Feb. 1936 In atmosphere of growing confusion left-wing Popular Front narrowly won general election.  Normal life became impossible:  economy crippled by strikes, peasants took agrarian reform into their own hands, government failed to exert any authority.
July 17th 1936 Military garrison in Morocco rebelled under General Franco.  More folloowed throughout the country.  It was the culmination of years of scheming in the army but wasn’t the overnight success its leaders expected.
  The south and west quickly fell into Nationalist hands.  Madrid and the industrialized north and east remained loyal to the Republican government.
  CIVIL WAR
  Both sides took violent reprisals on their enemies - Republicans shot priests and landowners wholesale, Nationalists carried out mass slaughter on the population of every town they took.  Spaniards were divided from each other.
  It was the first modern war.  Franco’s German allies demonstrated their ability to wipe out civilian populations (Gernika and Durango).  Radio was an important weapon - “white bread of Franco” propaganda.
  Republicans received sporadic help from Russia and thousands of International Brigade volunteers but were no match for the professional armies and the assistance from Fascist Italy anf Nazi Germany enjoyed by the Nationalists.
  Left was torn apart by internal divisions which almost led to civil war within its own ranks.
  Republicans held out for nearly three years.
Jan. 1939 Catalunya fell to the Nationalists.
  Madrid never formally surrendered but armed resistance petered out over the next few months.
  FRANCO’S SPAIN
  Early reprisals on a massive and terrifying scale.  Executions were common.  Over 2 million people were put in concentration camps until order was established.

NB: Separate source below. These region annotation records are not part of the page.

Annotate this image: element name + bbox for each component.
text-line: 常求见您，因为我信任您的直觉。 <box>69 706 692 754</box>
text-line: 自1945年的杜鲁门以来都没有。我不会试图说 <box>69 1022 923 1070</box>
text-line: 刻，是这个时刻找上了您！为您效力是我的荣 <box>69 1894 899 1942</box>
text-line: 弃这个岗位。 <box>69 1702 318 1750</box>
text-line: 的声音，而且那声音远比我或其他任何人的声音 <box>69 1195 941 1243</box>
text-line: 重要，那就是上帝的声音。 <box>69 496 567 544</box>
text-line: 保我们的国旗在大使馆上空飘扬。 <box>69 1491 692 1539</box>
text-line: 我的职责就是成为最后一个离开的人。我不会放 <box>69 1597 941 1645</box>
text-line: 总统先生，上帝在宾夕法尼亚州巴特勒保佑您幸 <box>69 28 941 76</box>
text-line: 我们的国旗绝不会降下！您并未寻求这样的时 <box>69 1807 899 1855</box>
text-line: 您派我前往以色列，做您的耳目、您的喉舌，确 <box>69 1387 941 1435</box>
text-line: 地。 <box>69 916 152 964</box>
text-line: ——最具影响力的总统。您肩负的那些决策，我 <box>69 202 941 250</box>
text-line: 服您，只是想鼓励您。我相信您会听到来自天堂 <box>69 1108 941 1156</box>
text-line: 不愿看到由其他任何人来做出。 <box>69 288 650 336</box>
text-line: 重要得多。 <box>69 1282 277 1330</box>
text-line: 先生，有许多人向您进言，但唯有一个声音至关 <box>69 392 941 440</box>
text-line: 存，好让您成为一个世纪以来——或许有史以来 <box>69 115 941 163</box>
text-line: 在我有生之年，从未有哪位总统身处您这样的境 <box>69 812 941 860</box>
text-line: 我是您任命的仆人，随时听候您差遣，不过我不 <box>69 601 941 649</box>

  By end of WW2 Franco was only fascist head of state left in Europe (Spain was neutral as it was so weak)
  Spain was economically and politically isolated and without markets.  Half the population worked the land for little return.

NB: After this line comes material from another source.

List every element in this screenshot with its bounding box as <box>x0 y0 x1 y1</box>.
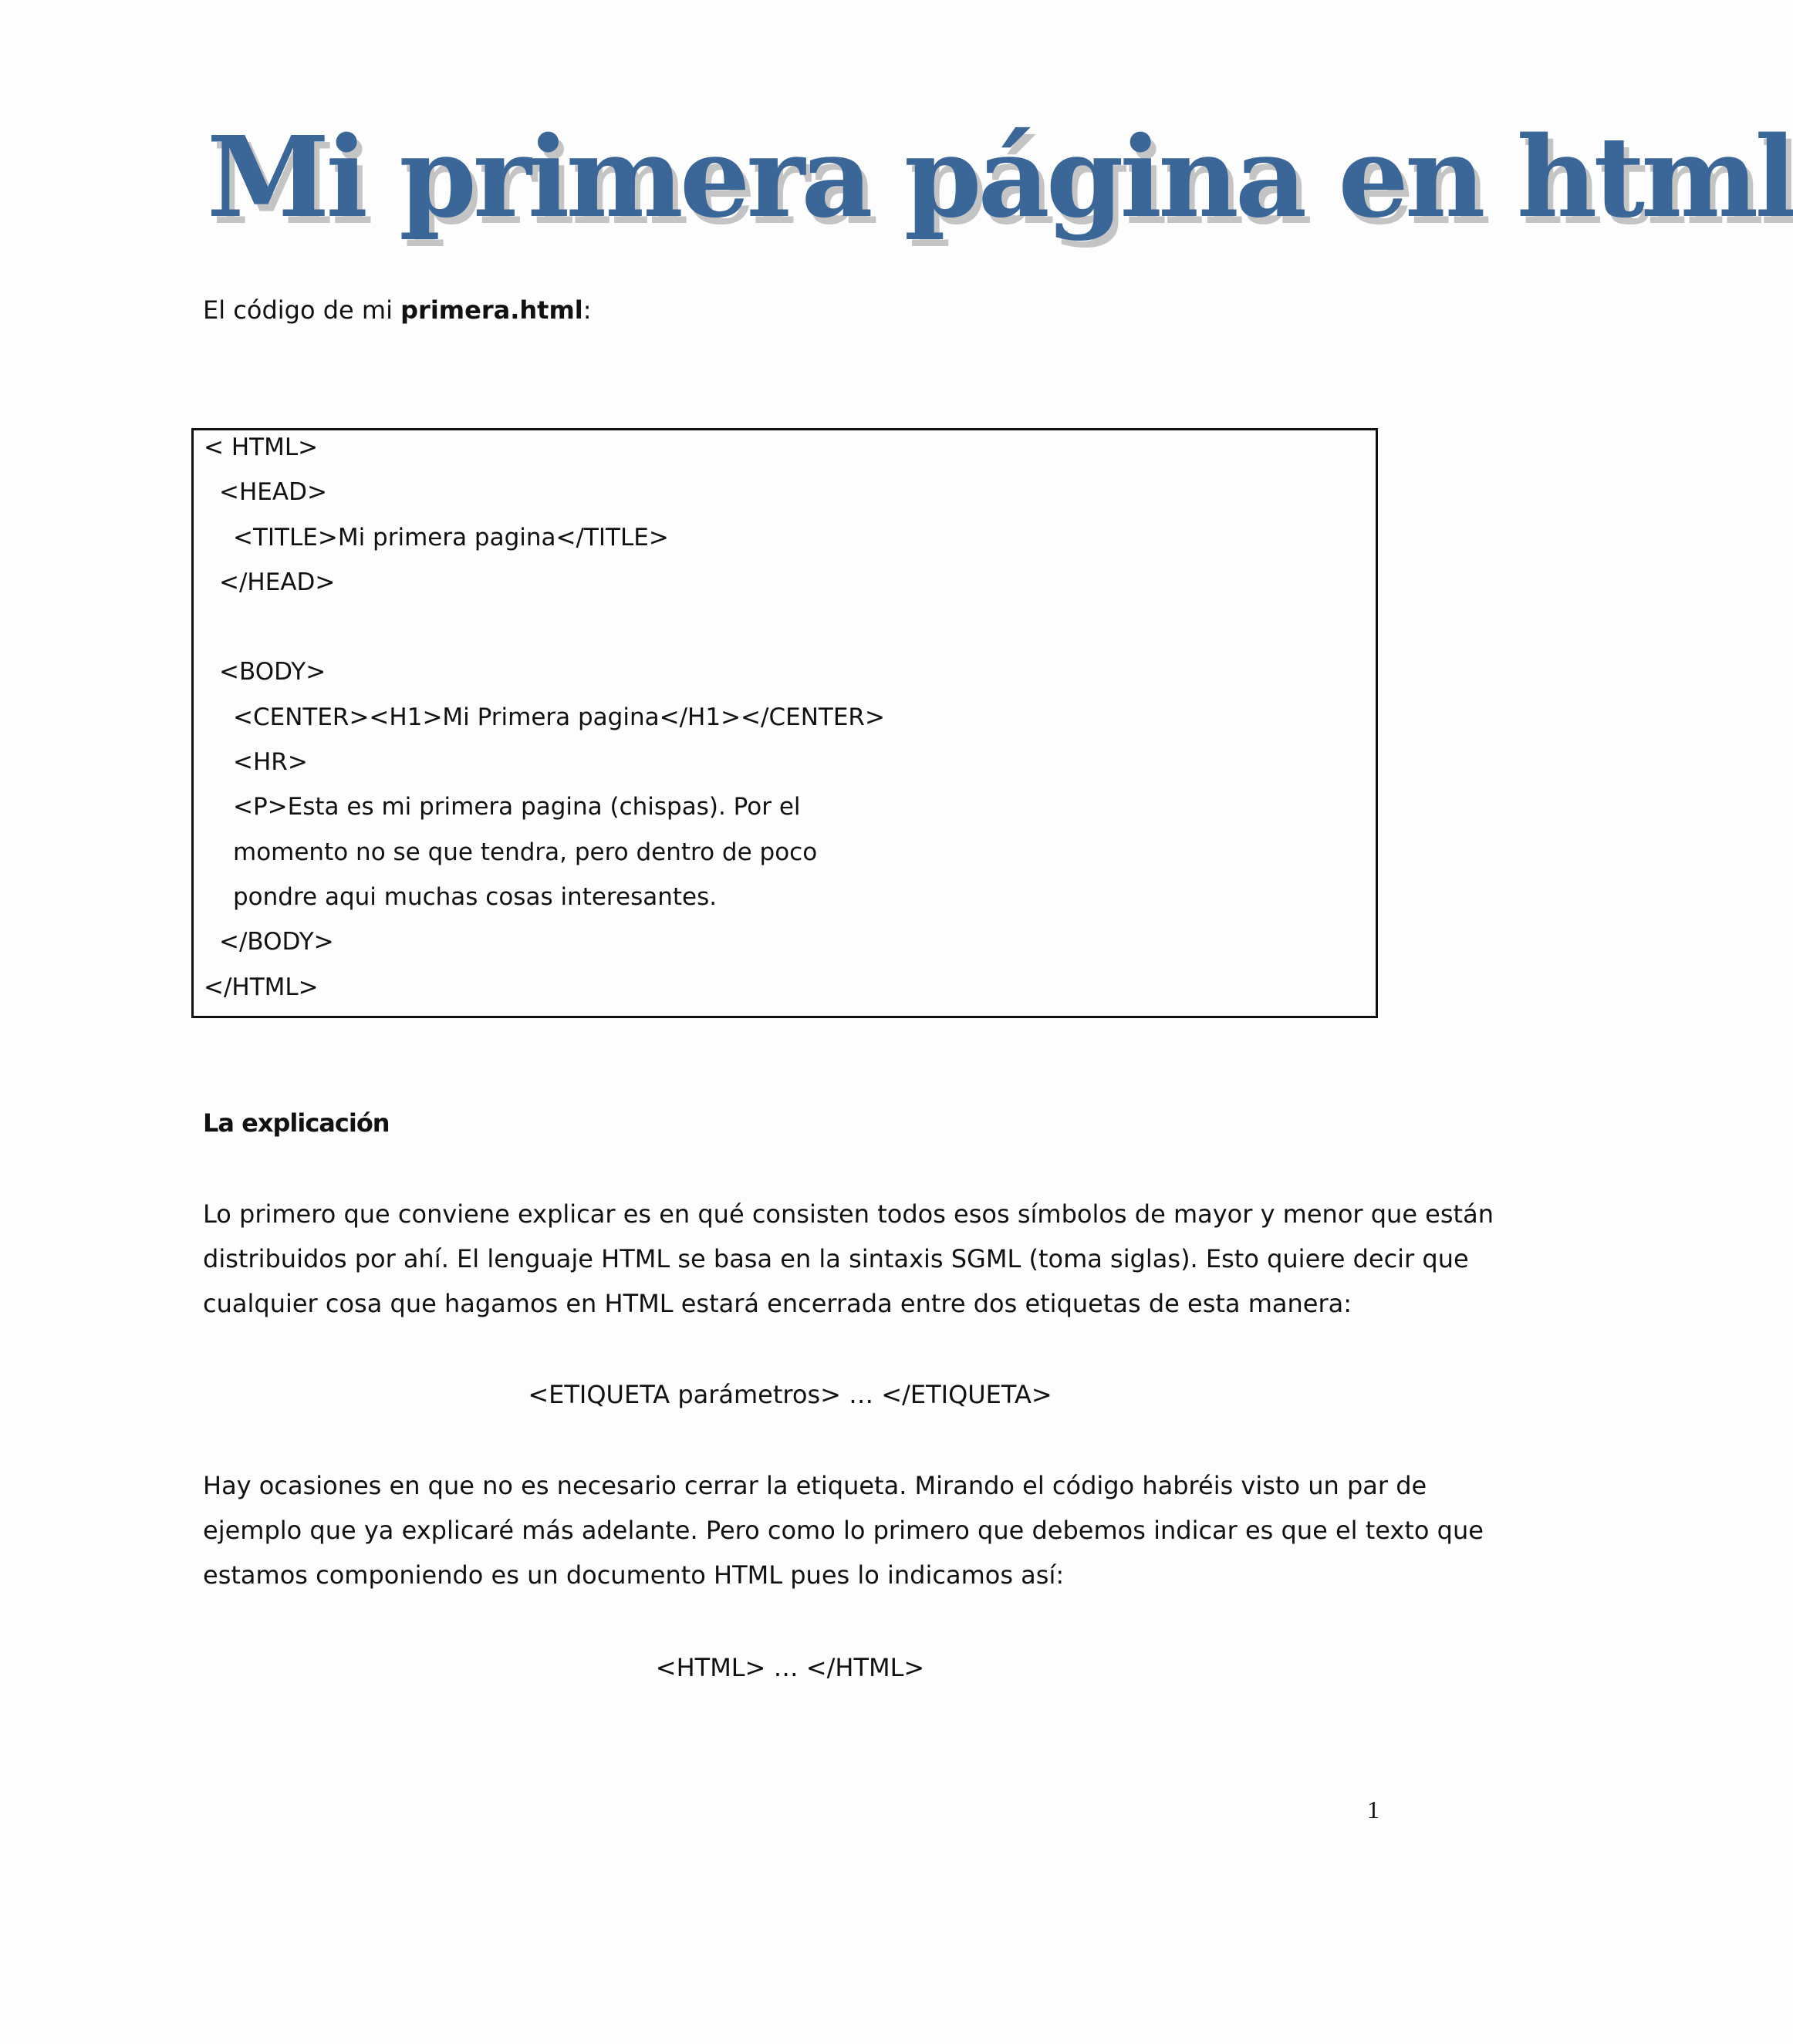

1953 Eisenhower visited Madrid and offered huge loans in return for the establishment of US nuclear bases.  Franco was more than willing to accept.
  Rapid economic growth was to follow (second only to Japan for much of 1960s).  A boom fuelled by tourism and remittances of Spanish workers abroad.
  Franco’s last years mirrired the repression of the post-war period.  Basque Nationalists, whose assassination of Admiral Carrero Blanco had destroyed Franco’s last hopes of a like-minded successor, got particularly harsh treatment.
  Hundreds of so-called terrorists were tortured.  Worldwide protest against the Burgos trials of 1970 and executions of August 1975.
November 1975 Franco died and nominated King Juan Carlos as his successor.
  POST-FRANCO SPAIN
  As the hand-picked successor to Franco, Juan Carlos’s initial moves were extremely cautious.  He appointed a government of loyal Francoists.
Summer 1976 Demonstrations in Madrid ended in violence with police using the old authoritarian ways.
  Juan Carlos recognised the need for a break with the past, accepted the resignation of his prime minister and began the process of democratization.
  New prime minister Adolfo Suárez steered a law of political reform allowing for a two chamber Cortes
  The Socialists and Communists were legitimized.
June 1977 Suárez’s centre-right UCD party won 34% of the vote.  Socialists were second with 28%.  It was a vote for democratic stability.  This was reflected during the parliament with Suárez governing through “consensus politics”.
Feb. 1981 Civil Guard Colonel Tejero stormed the Cortes and attempted an army coup.  Only three of the army’s ten regional commanders remained unreservedly loyal to the government.  The crisis was real for a while but the king stood firm and refused to support the plotters.  Most of the other regional commanders affirmed their support.
Oct. 28th 1982 Felipe Gonzalez’s Socialist Workers Party (PSOE) was elected to power after 43 years in the hands of the right.